Falling Unemployment Scares Central Bank
Quickly recovering employment can be dangerous, according to Märten Ross, deputy governor of the Bank of Estonia.
The central bank revealed its fresh economic growth report on June 15 that boosted this year's forecast from 4.2 percent to 6.3 percent. The report places the unemployment rate at 13 percent for this year, 11.5 percent next year, and at 10.1 percent in 2013.
Ross said the job market has revived quicker than was expected mainly due to exports, which continue to be the country's best chance for growth. "Export has brought back industry and industry was the sector that lost the most jobs," he said.
But at a press conference, Ross warned that if employment grows too quickly, it could give momentum to unwarranted pay raises and inflation.
"The job market is a complicated mixture of good and bad news," said Ross. "On the one hand, the development of the job market has been better than we expected a year ago [...] But in some respects life is good at the central bank when unemployment does not decrease too quickly, as then we can better control the squeeze of inflation." Another problem, Ross said, would be continuing high emigration constraining the workforce.
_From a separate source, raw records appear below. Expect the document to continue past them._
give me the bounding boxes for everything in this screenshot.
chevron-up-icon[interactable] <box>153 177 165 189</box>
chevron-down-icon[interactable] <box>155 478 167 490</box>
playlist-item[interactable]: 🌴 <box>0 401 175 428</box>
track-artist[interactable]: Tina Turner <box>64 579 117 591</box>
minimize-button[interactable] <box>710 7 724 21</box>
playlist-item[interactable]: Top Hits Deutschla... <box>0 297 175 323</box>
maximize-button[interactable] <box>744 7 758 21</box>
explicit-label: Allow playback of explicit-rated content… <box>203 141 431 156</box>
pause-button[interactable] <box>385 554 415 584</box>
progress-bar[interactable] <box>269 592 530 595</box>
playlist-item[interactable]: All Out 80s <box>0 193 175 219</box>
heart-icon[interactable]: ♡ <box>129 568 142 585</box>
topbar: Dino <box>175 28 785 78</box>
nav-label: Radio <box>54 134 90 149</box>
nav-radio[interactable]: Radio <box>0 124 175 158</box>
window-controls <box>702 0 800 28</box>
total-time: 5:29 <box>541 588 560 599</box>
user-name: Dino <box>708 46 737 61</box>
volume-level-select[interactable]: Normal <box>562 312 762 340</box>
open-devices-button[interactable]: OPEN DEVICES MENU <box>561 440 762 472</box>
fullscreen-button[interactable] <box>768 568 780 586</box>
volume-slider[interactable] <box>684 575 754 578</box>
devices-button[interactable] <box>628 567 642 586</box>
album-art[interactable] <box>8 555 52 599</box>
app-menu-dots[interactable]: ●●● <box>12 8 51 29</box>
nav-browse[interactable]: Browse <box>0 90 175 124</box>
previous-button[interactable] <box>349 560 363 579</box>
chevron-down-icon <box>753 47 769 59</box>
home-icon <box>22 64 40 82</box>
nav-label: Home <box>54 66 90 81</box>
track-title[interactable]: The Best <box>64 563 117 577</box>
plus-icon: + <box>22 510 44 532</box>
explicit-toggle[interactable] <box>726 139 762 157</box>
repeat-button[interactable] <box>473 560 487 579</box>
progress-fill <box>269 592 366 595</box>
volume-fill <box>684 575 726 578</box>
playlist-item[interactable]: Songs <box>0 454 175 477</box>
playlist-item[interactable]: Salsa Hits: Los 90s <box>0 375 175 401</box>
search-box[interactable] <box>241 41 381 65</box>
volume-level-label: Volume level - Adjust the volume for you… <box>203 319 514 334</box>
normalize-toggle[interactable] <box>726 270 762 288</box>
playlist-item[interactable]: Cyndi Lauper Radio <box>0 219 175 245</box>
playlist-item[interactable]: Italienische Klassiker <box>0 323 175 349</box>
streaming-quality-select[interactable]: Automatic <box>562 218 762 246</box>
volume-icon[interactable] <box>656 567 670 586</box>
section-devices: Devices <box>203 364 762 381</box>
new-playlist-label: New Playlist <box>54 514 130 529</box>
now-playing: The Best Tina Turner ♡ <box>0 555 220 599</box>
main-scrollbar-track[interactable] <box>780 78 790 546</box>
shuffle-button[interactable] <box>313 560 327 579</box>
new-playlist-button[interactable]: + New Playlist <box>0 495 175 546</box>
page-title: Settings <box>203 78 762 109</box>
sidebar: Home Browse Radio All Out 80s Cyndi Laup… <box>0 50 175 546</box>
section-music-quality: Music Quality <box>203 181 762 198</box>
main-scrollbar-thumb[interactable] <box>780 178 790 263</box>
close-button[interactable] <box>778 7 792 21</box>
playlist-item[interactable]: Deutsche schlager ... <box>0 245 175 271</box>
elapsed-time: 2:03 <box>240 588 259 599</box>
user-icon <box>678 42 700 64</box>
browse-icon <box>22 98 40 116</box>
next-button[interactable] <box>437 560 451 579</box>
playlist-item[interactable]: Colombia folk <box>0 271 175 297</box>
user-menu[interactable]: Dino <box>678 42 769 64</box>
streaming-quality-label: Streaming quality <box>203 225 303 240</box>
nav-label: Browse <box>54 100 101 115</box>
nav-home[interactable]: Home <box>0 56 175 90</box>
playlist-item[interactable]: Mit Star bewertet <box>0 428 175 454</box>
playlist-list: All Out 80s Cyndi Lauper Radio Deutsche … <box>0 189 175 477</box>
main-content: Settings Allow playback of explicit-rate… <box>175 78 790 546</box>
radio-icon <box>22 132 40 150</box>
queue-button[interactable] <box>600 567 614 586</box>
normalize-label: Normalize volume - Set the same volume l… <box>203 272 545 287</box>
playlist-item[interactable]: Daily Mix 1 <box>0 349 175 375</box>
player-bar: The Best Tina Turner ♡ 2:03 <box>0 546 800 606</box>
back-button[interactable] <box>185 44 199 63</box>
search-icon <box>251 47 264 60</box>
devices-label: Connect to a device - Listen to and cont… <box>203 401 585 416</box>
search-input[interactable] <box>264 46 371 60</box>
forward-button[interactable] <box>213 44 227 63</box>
The new economic growth forecast predicts inflation to rise by 4.7 percent in 2011, although that could drop significantly next year to a predicted 2.5 percent.
Estonia's inflation - the highest in Eurozone countries - is the result of foreign influences, Ross said. But those factors are temporary, he said, and can be soothed if the European Central Bank continues to raise interest rates.
Still, Ross said that international post-recession crises have yet to be resolved, and that the Bank of Estonia fears the emergence of domestically driven inflation.